Crowe Hatchet

Was a Hatchet Found on a Borden Neighbor’s Roof the Murder Weapon?

(See also Murder Weapon, Handleless Hatchet)

On June 15, 1893, just after the prosecution rested its case in the Lizzie Borden trial and her lawyers began presenting their defense, the Fall River Evening News came out with the provocative headline: “I Have Found Lizzie Borden’s Hatchet! A New Sensation!”

The article went on to describe the hatchet as an “ordinary shingle hatchet with a blade 3-3/4 inches in length. It was covered in rust and part of this was scraped off by the boy when found. It has the appearance of having been comparatively new and but little used. The handle, which is 13-1/2 inches long, looked weather-worn as if it had been long exposed to air, sun, and storm. The underside of the handle had a few slight stains, but nothing that resembled spots. Near the head of the hatchet, these stains were more pronounced.” Yet another article from the Associated Press that appeared that day carried this intriguing detail: “Some of the particles of rust being removed a slight coloring of gilt was disclosed, which would either indicate that the hatchet was at one time used as an ornament or was quite new when lost or discarded.”

Crowe barn, middle left, where hatchet was found

This article also included a pronouncement from Mr. Crowe that no one had been up on top of his barn in over two years, and that “telegraph, telephone, electric linemen, roofers, and photographers all agree on this. The police did not visit it in their thorough search.”

Several local newspapers ventured speculation as to whether an intruder could have killed the Bordens, then made his escape over their back fence and tossed it onto the Crowe barn roof, cater-corner to the Borden yard, as he went. Yet, it would seem the story did not cause the sensation in Fall River as promised by the headline. Once in the possession of the police, other than admitting they were “baffled” by the find, they claimed to have no interest in investigating it. “Inquiry of the police this noon revealed the fact that they will not bother with the newly discovered hatchet and the defense can do what they will with it,” wrote a reporter from the Providence Evening Times.
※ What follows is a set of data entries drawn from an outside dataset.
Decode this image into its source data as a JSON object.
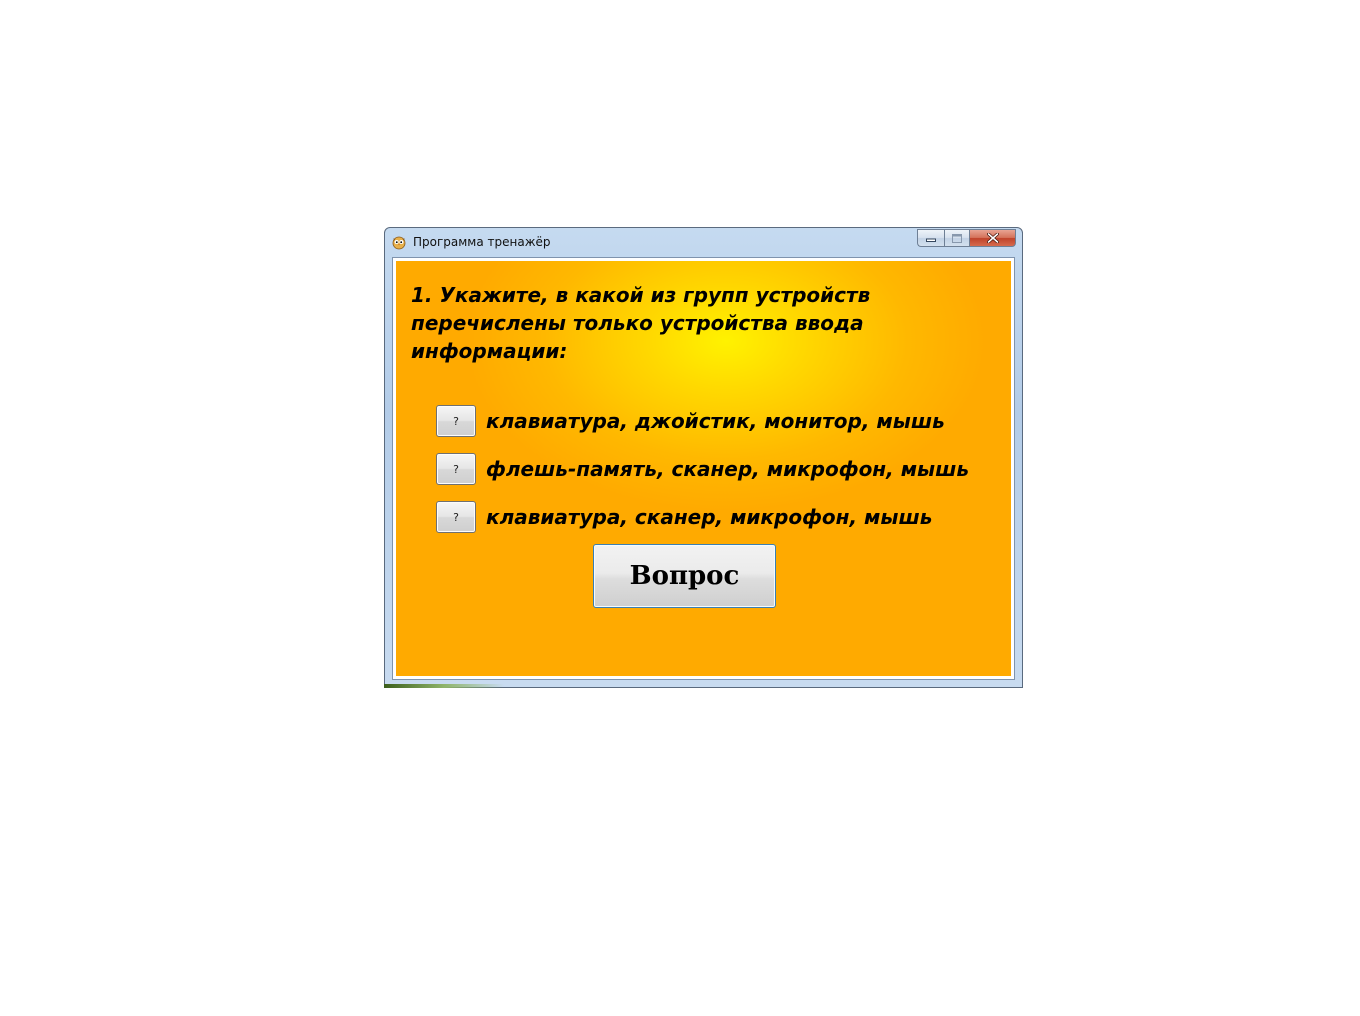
{
  "window": {
    "title": "Программа тренажёр"
  },
  "question": {
    "text": "1. Укажите, в какой из групп устройств перечислены только устройства ввода информации:"
  },
  "answers": [
    {
      "button_label": "?",
      "text": "клавиатура, джойстик, монитор, мышь"
    },
    {
      "button_label": "?",
      "text": "флешь-память, сканер, микрофон, мышь"
    },
    {
      "button_label": "?",
      "text": "клавиатура, сканер, микрофон, мышь"
    }
  ],
  "main_button": {
    "label": "Вопрос"
  },
  "colors": {
    "panel_background": "#ffaa00",
    "panel_highlight": "#fff200",
    "close_button": "#c0432a"
  },
  "icons": {
    "app": "owl-icon",
    "minimize": "minimize-icon",
    "maximize": "maximize-icon",
    "close": "close-icon"
  }
}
Meanwhile, other papers were publishing their skeptical opinions, saying the find was a little too coincidental and suggesting the boys may have purposely placed the axe there in the hope of causing a sensation. The Fall River Daily Globe, firmly in the Lizzie was guilty camp, was especially sarcastic, telling its readers that another search of the roof might allow police to find “that note which Mrs. Borden is alleged to have received from a sick friend.”

A few days later, newspapers began reporting that the rightful owner of the hatchet had been discovered. “The owner of the Potter-Borden hatchet has in all probability been found,” said the Fall River Daily Herald of June 17th, 1893. “Carl McDonnell, a carpenter employed by William Smith of Second Street, did some work for Dr. Chagnon about the time of the murder, or a little later, and lost a hatchet of a description similar to this one. There are so many hatchets of a similar make that it is almost impossible to identify any one in particular unless marked for that purpose. The axe undoubtedly belongs to McDonnell.” How this “lost” hatchet may have found its way onto an 18-foot-high roof two lots away was not addressed in the article.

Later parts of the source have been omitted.